Evidence Acquisition
Relevant articles were identified through a search of the PubMed database from January 1956 to August 2014 using the following keywords: articular cartilage repair, stem cell, cartilage tissue-engineering, synovium, and NFAT.
Evidence Synthesis
In both animals and humans, AC defects that penetrate into the subchondral bone marrow are mainly filled with fibrocartilaginous tissue through the differentiation of bone marrow mesenchymal stem cells (MSCs), followed by degeneration of repaired cartilage and osteoarthritis.

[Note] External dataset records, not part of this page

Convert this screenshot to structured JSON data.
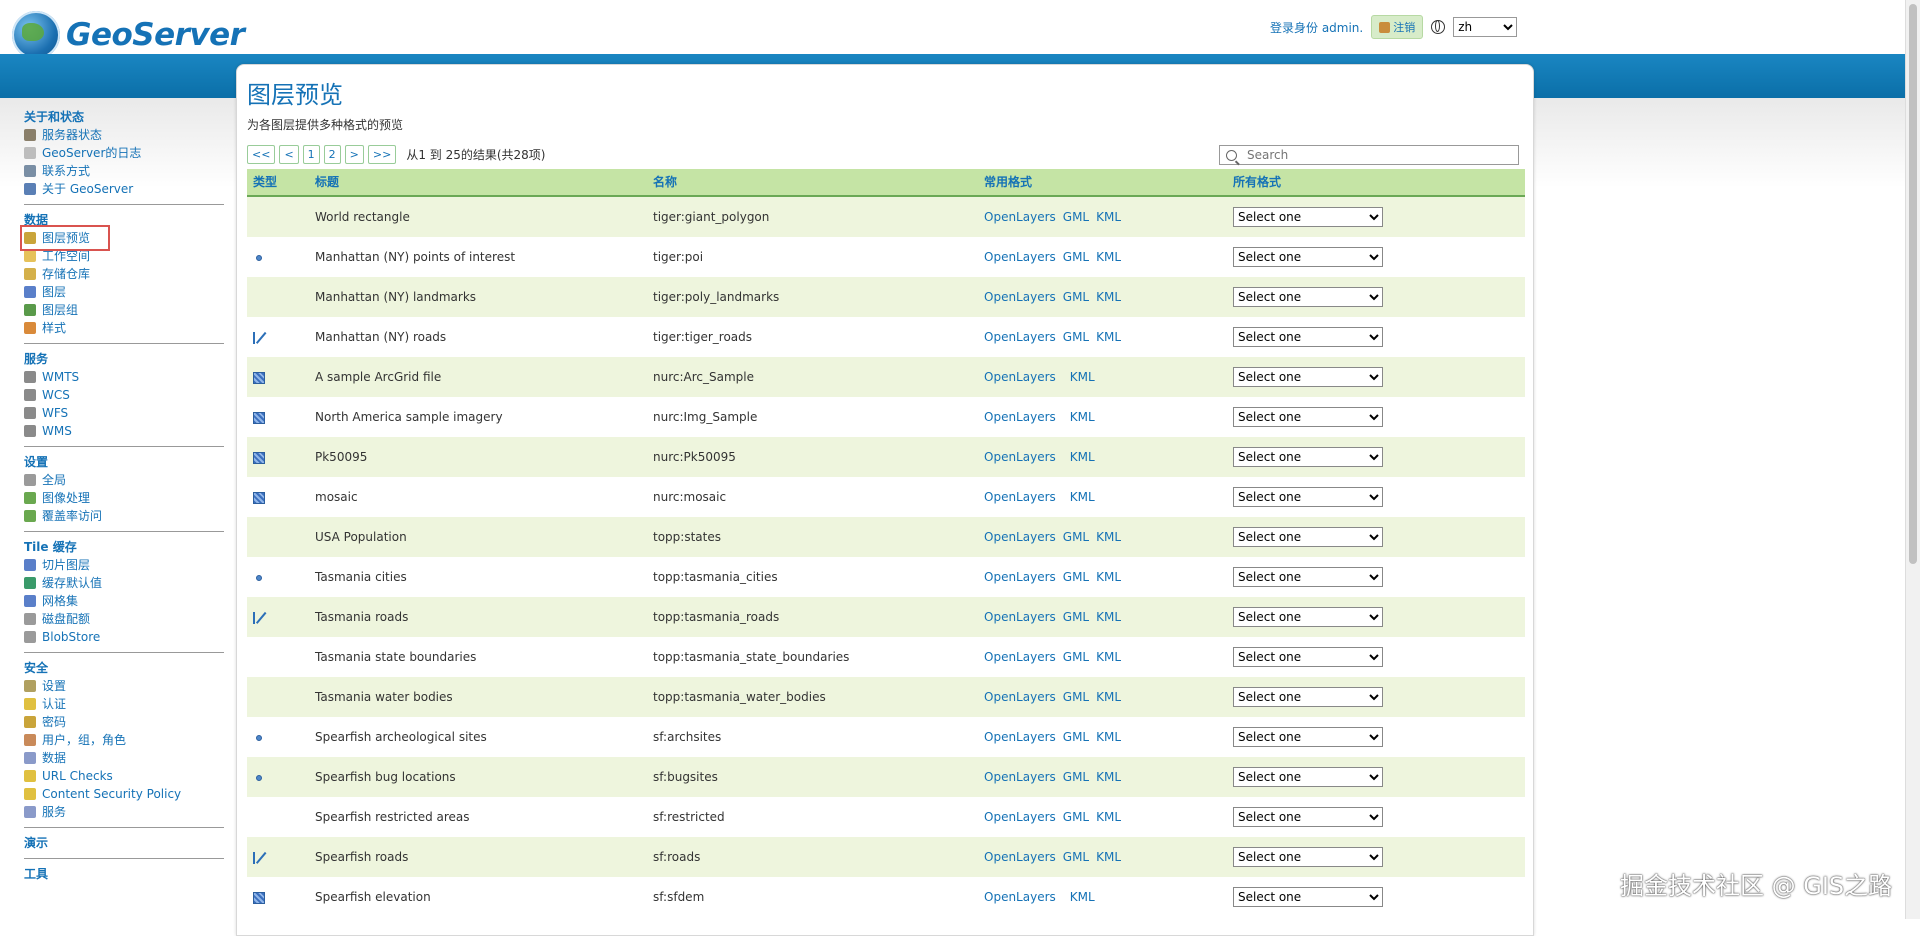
{
  "header": {
    "brand": "GeoServer",
    "user_label": "登录身份 admin.",
    "logout_label": "注销",
    "lang_value": "zh"
  },
  "sidebar": {
    "sections": [
      {
        "heading": "关于和状态",
        "items": [
          {
            "label": "服务器状态",
            "icon": "server-status-icon",
            "color": "#8a7f6a"
          },
          {
            "label": "GeoServer的日志",
            "icon": "log-file-icon",
            "color": "#bdbdbd"
          },
          {
            "label": "联系方式",
            "icon": "contact-card-icon",
            "color": "#7a8fa5"
          },
          {
            "label": "关于 GeoServer",
            "icon": "info-icon",
            "color": "#5a7fb5"
          }
        ]
      },
      {
        "heading": "数据",
        "items": [
          {
            "label": "图层预览",
            "icon": "layer-preview-icon",
            "color": "#c9a43a"
          },
          {
            "label": "工作空间",
            "icon": "folder-icon",
            "color": "#e6c25a"
          },
          {
            "label": "存储仓库",
            "icon": "store-icon",
            "color": "#d4b04a"
          },
          {
            "label": "图层",
            "icon": "layer-icon",
            "color": "#5a7fc9"
          },
          {
            "label": "图层组",
            "icon": "layer-group-icon",
            "color": "#5a9a4a"
          },
          {
            "label": "样式",
            "icon": "palette-icon",
            "color": "#d98a3a"
          }
        ]
      },
      {
        "heading": "服务",
        "items": [
          {
            "label": "WMTS",
            "icon": "wmts-service-icon",
            "color": "#8a8a8a"
          },
          {
            "label": "WCS",
            "icon": "wcs-service-icon",
            "color": "#8a8a8a"
          },
          {
            "label": "WFS",
            "icon": "wfs-service-icon",
            "color": "#8a8a8a"
          },
          {
            "label": "WMS",
            "icon": "wms-service-icon",
            "color": "#8a8a8a"
          }
        ]
      },
      {
        "heading": "设置",
        "items": [
          {
            "label": "全局",
            "icon": "global-settings-icon",
            "color": "#9a9a9a"
          },
          {
            "label": "图像处理",
            "icon": "image-processing-icon",
            "color": "#6aa84f"
          },
          {
            "label": "覆盖率访问",
            "icon": "coverage-access-icon",
            "color": "#6aa84f"
          }
        ]
      },
      {
        "heading": "Tile 缓存",
        "items": [
          {
            "label": "切片图层",
            "icon": "tile-layers-icon",
            "color": "#5a7fc9"
          },
          {
            "label": "缓存默认值",
            "icon": "cache-defaults-icon",
            "color": "#3a9a6a"
          },
          {
            "label": "网格集",
            "icon": "gridset-icon",
            "color": "#5a7fc9"
          },
          {
            "label": "磁盘配额",
            "icon": "disk-quota-icon",
            "color": "#9a9a9a"
          },
          {
            "label": "BlobStore",
            "icon": "blobstore-icon",
            "color": "#9a9a9a"
          }
        ]
      },
      {
        "heading": "安全",
        "items": [
          {
            "label": "设置",
            "icon": "key-icon",
            "color": "#b0a060"
          },
          {
            "label": "认证",
            "icon": "shield-icon",
            "color": "#e0c040"
          },
          {
            "label": "密码",
            "icon": "lock-icon",
            "color": "#c9a43a"
          },
          {
            "label": "用户，组，角色",
            "icon": "users-icon",
            "color": "#c98a5a"
          },
          {
            "label": "数据",
            "icon": "data-security-icon",
            "color": "#8a9ac9"
          },
          {
            "label": "URL Checks",
            "icon": "url-check-shield-icon",
            "color": "#e0c040"
          },
          {
            "label": "Content Security Policy",
            "icon": "csp-shield-icon",
            "color": "#e0c040"
          },
          {
            "label": "服务",
            "icon": "service-security-icon",
            "color": "#8a9ac9"
          }
        ]
      },
      {
        "heading": "演示",
        "items": []
      },
      {
        "heading": "工具",
        "items": []
      }
    ]
  },
  "main": {
    "title": "图层预览",
    "description": "为各图层提供多种格式的预览",
    "pager": {
      "first": "<<",
      "prev": "<",
      "page1": "1",
      "page2": "2",
      "next": ">",
      "last": ">>",
      "summary": "从1 到 25的结果(共28项)"
    },
    "search_placeholder": "Search",
    "columns": {
      "type": "类型",
      "title": "标题",
      "name": "名称",
      "common": "常用格式",
      "all": "所有格式"
    },
    "select_label": "Select one",
    "rows": [
      {
        "type": "polygon",
        "title": "World rectangle",
        "name": "tiger:giant_polygon",
        "formats": [
          "OpenLayers",
          "GML",
          "KML"
        ]
      },
      {
        "type": "point",
        "title": "Manhattan (NY) points of interest",
        "name": "tiger:poi",
        "formats": [
          "OpenLayers",
          "GML",
          "KML"
        ]
      },
      {
        "type": "polygon",
        "title": "Manhattan (NY) landmarks",
        "name": "tiger:poly_landmarks",
        "formats": [
          "OpenLayers",
          "GML",
          "KML"
        ]
      },
      {
        "type": "line",
        "title": "Manhattan (NY) roads",
        "name": "tiger:tiger_roads",
        "formats": [
          "OpenLayers",
          "GML",
          "KML"
        ]
      },
      {
        "type": "raster",
        "title": "A sample ArcGrid file",
        "name": "nurc:Arc_Sample",
        "formats": [
          "OpenLayers",
          "KML"
        ]
      },
      {
        "type": "raster",
        "title": "North America sample imagery",
        "name": "nurc:Img_Sample",
        "formats": [
          "OpenLayers",
          "KML"
        ]
      },
      {
        "type": "raster",
        "title": "Pk50095",
        "name": "nurc:Pk50095",
        "formats": [
          "OpenLayers",
          "KML"
        ]
      },
      {
        "type": "raster",
        "title": "mosaic",
        "name": "nurc:mosaic",
        "formats": [
          "OpenLayers",
          "KML"
        ]
      },
      {
        "type": "polygon",
        "title": "USA Population",
        "name": "topp:states",
        "formats": [
          "OpenLayers",
          "GML",
          "KML"
        ]
      },
      {
        "type": "point",
        "title": "Tasmania cities",
        "name": "topp:tasmania_cities",
        "formats": [
          "OpenLayers",
          "GML",
          "KML"
        ]
      },
      {
        "type": "line",
        "title": "Tasmania roads",
        "name": "topp:tasmania_roads",
        "formats": [
          "OpenLayers",
          "GML",
          "KML"
        ]
      },
      {
        "type": "polygon",
        "title": "Tasmania state boundaries",
        "name": "topp:tasmania_state_boundaries",
        "formats": [
          "OpenLayers",
          "GML",
          "KML"
        ]
      },
      {
        "type": "polygon",
        "title": "Tasmania water bodies",
        "name": "topp:tasmania_water_bodies",
        "formats": [
          "OpenLayers",
          "GML",
          "KML"
        ]
      },
      {
        "type": "point",
        "title": "Spearfish archeological sites",
        "name": "sf:archsites",
        "formats": [
          "OpenLayers",
          "GML",
          "KML"
        ]
      },
      {
        "type": "point",
        "title": "Spearfish bug locations",
        "name": "sf:bugsites",
        "formats": [
          "OpenLayers",
          "GML",
          "KML"
        ]
      },
      {
        "type": "polygon",
        "title": "Spearfish restricted areas",
        "name": "sf:restricted",
        "formats": [
          "OpenLayers",
          "GML",
          "KML"
        ]
      },
      {
        "type": "line",
        "title": "Spearfish roads",
        "name": "sf:roads",
        "formats": [
          "OpenLayers",
          "GML",
          "KML"
        ]
      },
      {
        "type": "raster",
        "title": "Spearfish elevation",
        "name": "sf:sfdem",
        "formats": [
          "OpenLayers",
          "KML"
        ]
      }
    ]
  },
  "watermark": "掘金技术社区 @ GIS之路",
  "colors": {
    "accent": "#1572b6",
    "header_bar": "#0b6fa8",
    "row_alt": "#eef5dd",
    "table_header": "#c5e4a5",
    "active_outline": "#d9534f"
  }
}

Cell therapy and tissue engineering techniques using culture-expanded chondrocytes, bone marrow MSCs, or pluripotent stem cells with chondroinductive growth factors may generate cartilaginous tissue in AC defects but do not form hyaline cartilage-based articular surface because repair cells often lose chondrogenic activity or result in chondrocyte hypertrophy. The new evidence that AC and synovium develop from the same pool of precursors with similar gene profiles and that synovium-derived chondrocytes have stable chondrogenic activity has promoted use of synovium as a new cell source for AC repair. The recent finding that NFAT1 and NFAT2 transcription factors inhibit chondrocyte hypertrophy and maintain metabolic balance in AC is a significant advance in the field of AC repair.
Conclusions
The use of synovial MSCs and discovery of upstream transcriptional regulators that help maintain the AC phenotype have opened new avenues to improve the outcome of AC regeneration.